When you see the train station you know that you are arriving to the little city of “Ollanta”. From terminal it is possible to see the Ollantaytambo ruins. In front of terminal there is a popular market. I walked one block and found the plaza, place where many tourists rest. I continued walking, crossed the bridge on a little river that after join with Urubamba river. There are many people selling crafts out of entrance of ruins. Inside complex there are few people, and a guide offered me to orient my visit for S/ 20 ($7), I didn’t take it because I had my own book of history and I had already read enough about this place.

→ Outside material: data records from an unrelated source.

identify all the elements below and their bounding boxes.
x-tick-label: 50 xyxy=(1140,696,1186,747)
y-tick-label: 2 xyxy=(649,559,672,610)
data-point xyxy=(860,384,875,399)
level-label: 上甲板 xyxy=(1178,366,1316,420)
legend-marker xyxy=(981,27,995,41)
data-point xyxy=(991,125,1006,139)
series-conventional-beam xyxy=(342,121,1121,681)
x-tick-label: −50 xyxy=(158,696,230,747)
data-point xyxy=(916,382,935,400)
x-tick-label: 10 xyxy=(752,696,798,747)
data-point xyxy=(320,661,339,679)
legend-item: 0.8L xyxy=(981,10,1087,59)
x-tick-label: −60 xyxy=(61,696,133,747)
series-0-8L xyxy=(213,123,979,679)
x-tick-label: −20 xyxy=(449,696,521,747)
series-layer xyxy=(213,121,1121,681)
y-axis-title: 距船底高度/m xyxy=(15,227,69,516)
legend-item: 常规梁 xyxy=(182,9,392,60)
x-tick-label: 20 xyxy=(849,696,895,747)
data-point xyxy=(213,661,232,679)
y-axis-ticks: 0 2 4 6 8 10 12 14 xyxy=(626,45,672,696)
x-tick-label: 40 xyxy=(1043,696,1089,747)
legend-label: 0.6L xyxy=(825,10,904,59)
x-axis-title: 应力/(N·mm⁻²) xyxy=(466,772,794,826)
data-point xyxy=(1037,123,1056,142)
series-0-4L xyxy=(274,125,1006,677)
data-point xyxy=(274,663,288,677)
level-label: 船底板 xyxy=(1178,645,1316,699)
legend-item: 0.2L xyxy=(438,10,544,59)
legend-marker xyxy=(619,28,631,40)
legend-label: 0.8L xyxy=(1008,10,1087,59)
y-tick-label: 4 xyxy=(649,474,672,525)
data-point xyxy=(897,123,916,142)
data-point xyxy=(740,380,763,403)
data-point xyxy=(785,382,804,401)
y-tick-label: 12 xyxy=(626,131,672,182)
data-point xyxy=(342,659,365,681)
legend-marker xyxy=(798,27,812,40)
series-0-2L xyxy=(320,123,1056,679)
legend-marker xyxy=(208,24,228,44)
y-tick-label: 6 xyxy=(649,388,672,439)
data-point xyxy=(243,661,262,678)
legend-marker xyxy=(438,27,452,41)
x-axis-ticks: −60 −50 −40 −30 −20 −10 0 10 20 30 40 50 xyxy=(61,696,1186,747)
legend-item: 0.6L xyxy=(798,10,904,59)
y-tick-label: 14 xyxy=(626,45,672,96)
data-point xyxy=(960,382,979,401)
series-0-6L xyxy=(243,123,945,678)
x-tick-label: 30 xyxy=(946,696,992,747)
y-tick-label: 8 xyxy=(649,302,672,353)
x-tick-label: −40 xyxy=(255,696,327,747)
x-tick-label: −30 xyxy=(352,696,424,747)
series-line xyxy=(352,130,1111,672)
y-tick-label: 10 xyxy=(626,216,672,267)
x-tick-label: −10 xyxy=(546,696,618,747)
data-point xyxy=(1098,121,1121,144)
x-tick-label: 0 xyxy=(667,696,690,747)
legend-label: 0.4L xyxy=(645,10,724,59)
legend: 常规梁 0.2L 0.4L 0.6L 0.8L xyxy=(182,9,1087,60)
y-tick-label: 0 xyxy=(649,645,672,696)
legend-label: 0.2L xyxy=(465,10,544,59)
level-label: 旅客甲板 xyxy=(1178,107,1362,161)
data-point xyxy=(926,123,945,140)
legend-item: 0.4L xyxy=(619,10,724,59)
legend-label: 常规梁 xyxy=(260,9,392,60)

I started to climb this ruins following arrows draw over some stones. Little by little I realized that this one was not a simple ruin, it was a fortress, with many platforms and temples. Near top of the fortress I got a door of stone, similar to one in Saqsaywaman and other in Macchucpichu. The temples were never finished. This temples were going to be a place to adoration to sun and moon gods. I suppose that when Inca imperial power started to be destroyed, this construction lost its ceremonial importance. In a room close to the top of the complex I found a strange hidden walk. Without knowing where it would take me, I decided to follow it. Initially I didn’t have intention to walk a lot, however I realized that the panoramic view was better in each step I went. Therefore I continued walking until I saw I beautiful view of the sacred valley, some minutes I stayed astonished seeing the marvelous image of the valley. As if that were not enough, I saw the train to Machupicchu crossing the valley from afar. I continued in a zigzag trekking , and 25 minutes later I got a ruins that were not mentioned in my book, they seems ceremonial due to the form of the doors and also a strategic spot to have a panoramic view of the valley. From this place you can see all Ollantaytambo town, Urubamba river and the valley. Definitively it is an excellent place to rest, to read, to stay in peace. I loved the loneliness of this place. After 20 minutes lain back on the mountain watching the blue sky, I decided to read something about this strange fortress. I was one of few places where conquistadors lost a mayor battle. Hernando Pizarro (Francisco Pizarro’s brother) tried to capture Manco Inca. Pizarro’s men were showered with arrows and spears from fortress’ top and were unable to climb to it. They were further hampered when Manco Inca flooded the plain below the fortress through previously prepared channels. The Spaniards’ horses were bogged down in the water. They had to retreat. But, this victory was short; soon after, strengthened Spanish forces returned with a quadrupled cavalry force and Manco Inca fled to his jungle strong-hold in Vilcabamba. When I read this I could imagine all this episode. It is the best form to understand the history: in the place where the facts happened. It was not only a war of two bands, but also a war of two cultures; both were brave and courageous. I like to think that I have something from each one.
After one hour I this place I met with a person from Italy. He helped me with the pictures and in the coming back to the base of the fortress showed me a silhouette of an inka in the big mountain in front of me. Very interesting….a good end to finish my visit. Definitely I will return to this place someday, I don’t know when, maybe, in fourteen years.